Trentino-Alto Adige is a wine-producing region in the far north of Italy, bordering with Lombardy to the west, Austria to the north and Veneto to the south. The region comprises two provinces - Trentino which refers to the southern part, with its capital of Trento and the name Alto Adige identifying the northern area of the region around the town of Bolzano that includes the higher (alto) part of the Adige River.
Historical and cultural differences distinguish the two regions, with Trentino being more classically Italian whereas Alto Adige is known as Südtirol due to its largely German-speaking population. The entire region has mountainous terrain, with the Dolomites and Rhaetian Alps surrounding the area, so viticulture is not possible on much of the land.

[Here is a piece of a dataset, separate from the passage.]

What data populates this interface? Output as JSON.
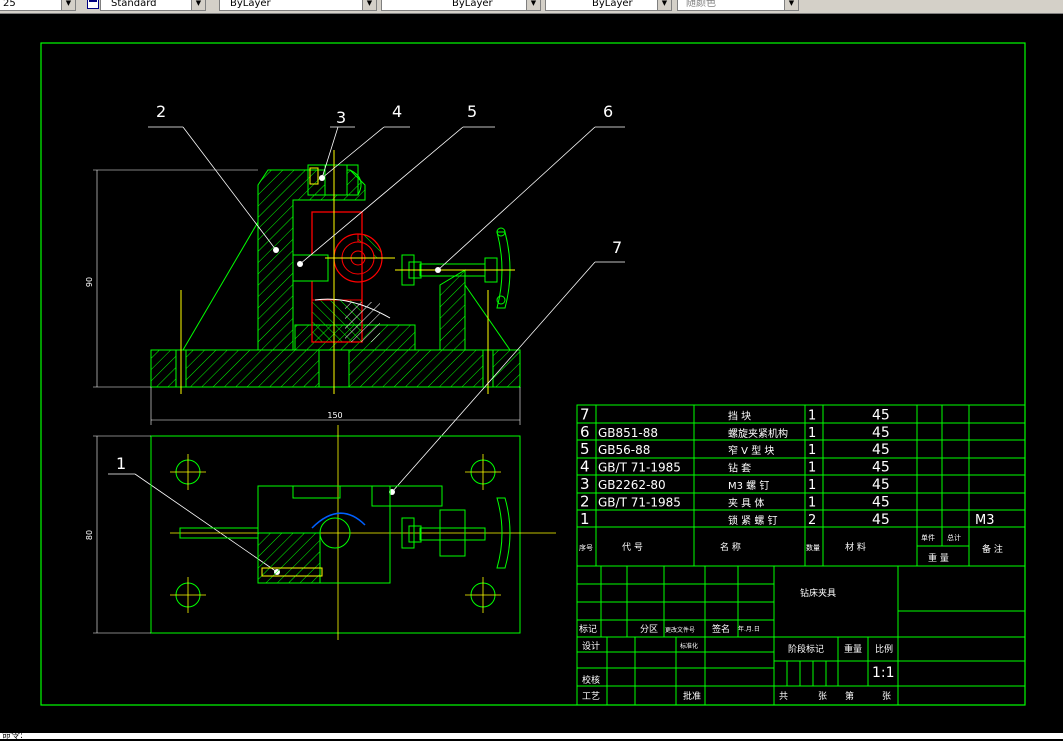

However it is performed on many steep slopes under difficult conditions. Due to the challenging nature of viticulture in the region, there is a real emphasis on quality that makes it worth persisting with the difficulties of the terrain and climate across the region. The Trentino-Alto Adige wine region has 14 DOCs: Alto Adige or Südtirol, Alto Adige Colli di Bolzano, Alto Adige Meranese, Alto Adige Santa Maddalena, Alto Adige Terlano, Alto Adige Valle Isarco, Alto Adige Valle Venosta, Casteller, Lago di Caldaro, Sorni, Teroldego Rotaliano, Trentino, Trento, and Valdadige or Etschtaler.
Production of wine in the Alto Adige area are produced mostly by small family-owned wineries that sell their wines locally with limited exports, while Trentino has a large number of growers grouped into large cooperatives, producing wines from a mixture of local and foreign varietals, and with consistent styles and character.
Because this region was part of the Austro-Hungarian Empire until 1919, there are several German named grape varietals, such as Riesling and Gewürztraminer. Though Alto Adige's Sauvignons, Gruner Veltliner, Pinot Bianco and Pinot Grigio’s are world-class, with their Chardonnay expressions improving with each new vintage. Alto Adige’s climate naturally suits white wine production, though reds have been important historically. Indigenous red varietals such as Schiava are used to make the classic red of Bolzano, known as St Magdalener. The local Nosiola varietal makes crisp dry whites and some excellent sweet dessert wines in the Valle dei Laghi area. The red Marzemino has character and makes fresh easy-drinking red wines that are popular within the region - some of them have a delicate spritz. The most exciting native red is Teroldego, crafting wines which have a lively acidity and a unique character that is distinctly Italian.
Some fine rosé wines are made in the region, like the aromatic Lagrein Kretzer and the dessert wine Moscato Rosa, appreciated for its delightful floral characters. The region’s aromatic whites are generally considered to be delicate and intended for early drinking, some have outstanding potential to age. The best examples can age elegantly for more than a decade, achieving a rich honey complexity. The famed and popular Pinot Grigio is widely planted, although Chardonnay is catching up, as Trentino now produces more Chardonnay than any other Italian region. The rose-petal scented native Gewürztraminer thrives in the region - as the name is derived from the village of Tramin and ‘würz’ meaning ‘spice’.
Sparkling wine production is on the increase in Alto Adige - as Trentino has been an area of quality sparkling wine for many years under the DOC Trento. The Méthode Traditionnelle technique is used, even the same grapes as Champagne - Chardonnay, Pinot Noir and Pinot Meunier, with Pinot Blanc is also permitted.
Some excellent reds crafted from Cabernet Sauvignon, Merlot and Pinot Nero are also helping to build upon the regions merits and the attention now given by the international wine market. The region undoubtedly has enormous potential and offers serious competition to the dominance of Friuli, where they have been leading Italy's white wine scene for pure, varietal expressions with international characteristics.